TITLE: The inscription
DATE PUBLISHED: 21/07/2014


The Inscription found in Betanzos

In this thematic document we focus on an inscription carved on a buttress of Santiago’s Church, built in Betanzos in the 14th century.

If our interpretation of this inscription is correct, its meaning is not associated with any religious subject. The inscription carved on the buttress literally means “Gaelic-speaking area”.

The inscription


Next to the heading of our web-site we say “wherever a language was spoken, there was an associated culture”. As the sentence implies, all our research work is based on linguistic evidence, so that we follow that evidence where it leads us. We do not simply try to find a Latin origin for most Galician words and Galician place-names regardless of the suitability of such an explanation.
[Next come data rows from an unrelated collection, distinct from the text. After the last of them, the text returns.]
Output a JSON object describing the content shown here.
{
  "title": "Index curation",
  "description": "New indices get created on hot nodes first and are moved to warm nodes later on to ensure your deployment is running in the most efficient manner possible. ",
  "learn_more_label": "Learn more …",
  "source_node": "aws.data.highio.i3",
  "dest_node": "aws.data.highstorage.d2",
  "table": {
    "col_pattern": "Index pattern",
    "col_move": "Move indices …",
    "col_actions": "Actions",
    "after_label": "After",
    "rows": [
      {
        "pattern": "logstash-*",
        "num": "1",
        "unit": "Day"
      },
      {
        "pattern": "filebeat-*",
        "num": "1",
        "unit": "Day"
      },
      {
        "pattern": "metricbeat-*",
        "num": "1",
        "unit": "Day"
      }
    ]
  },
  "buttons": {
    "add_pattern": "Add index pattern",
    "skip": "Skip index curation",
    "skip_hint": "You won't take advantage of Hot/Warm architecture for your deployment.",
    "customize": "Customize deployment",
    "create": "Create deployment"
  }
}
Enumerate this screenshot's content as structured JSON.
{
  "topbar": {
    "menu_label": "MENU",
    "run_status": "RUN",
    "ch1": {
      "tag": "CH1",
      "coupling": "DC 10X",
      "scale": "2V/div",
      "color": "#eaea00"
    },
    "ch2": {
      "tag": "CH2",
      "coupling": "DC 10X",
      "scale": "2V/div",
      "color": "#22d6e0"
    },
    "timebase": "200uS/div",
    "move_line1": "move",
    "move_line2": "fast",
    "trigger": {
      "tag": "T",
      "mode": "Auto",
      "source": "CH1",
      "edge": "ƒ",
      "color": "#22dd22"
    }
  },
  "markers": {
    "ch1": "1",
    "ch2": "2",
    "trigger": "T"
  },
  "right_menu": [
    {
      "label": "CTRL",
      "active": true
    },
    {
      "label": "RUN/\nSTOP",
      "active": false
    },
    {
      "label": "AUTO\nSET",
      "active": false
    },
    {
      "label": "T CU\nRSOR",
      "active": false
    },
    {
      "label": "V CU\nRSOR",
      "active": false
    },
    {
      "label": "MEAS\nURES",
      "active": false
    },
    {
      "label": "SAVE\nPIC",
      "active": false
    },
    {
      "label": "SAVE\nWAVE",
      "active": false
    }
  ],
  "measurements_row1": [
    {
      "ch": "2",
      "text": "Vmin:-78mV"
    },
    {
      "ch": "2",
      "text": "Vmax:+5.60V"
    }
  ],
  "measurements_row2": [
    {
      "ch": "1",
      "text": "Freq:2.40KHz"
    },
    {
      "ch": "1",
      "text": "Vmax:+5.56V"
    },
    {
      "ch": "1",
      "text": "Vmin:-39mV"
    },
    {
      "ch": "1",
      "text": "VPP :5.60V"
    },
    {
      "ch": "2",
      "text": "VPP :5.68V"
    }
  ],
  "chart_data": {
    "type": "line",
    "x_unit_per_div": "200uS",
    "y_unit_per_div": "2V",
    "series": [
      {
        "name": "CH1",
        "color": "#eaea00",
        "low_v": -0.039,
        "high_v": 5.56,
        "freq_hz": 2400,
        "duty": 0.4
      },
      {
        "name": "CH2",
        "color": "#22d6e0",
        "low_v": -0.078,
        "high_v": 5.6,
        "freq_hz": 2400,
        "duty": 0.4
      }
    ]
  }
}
With the intention of providing such linguistic evidence, in this paper we focus on an inscription carved on a buttress of a Galician church, Santiago’s Church, built in Betanzos in the 14th century. Though we leave it to specialists in epigraphy to decide the matter, our opinion is that the inscription was carved in a Gaelic (Goidelic) language, with a dot placed above two consonants to denote lenition (or weakening) of the consonant.

In the Gaelic languages, lenition could be denoted by using a dot or ponc séimhithe above a letter representing a consonant or by placing the letter h after the consonant. The use of the dot predominated when texts were written using the Gaelic orthography, while the use of the h predominated when writing using Roman orthography.

In the inscription found in the Galician church, carved in rough-grained granite, the dot-diacritic mark over each of the two consonants was given a longer shape so that it could be seen from the ground. The epigraph is some 5 or 6 meters above the ground.

If our interpretation of this inscription is correct, its meaning is not associated with any religious subject. Instead, it is directly related to the language spoken in Galicia at that time, since the meaning of the inscribed word is “Gaelic-speaking area”.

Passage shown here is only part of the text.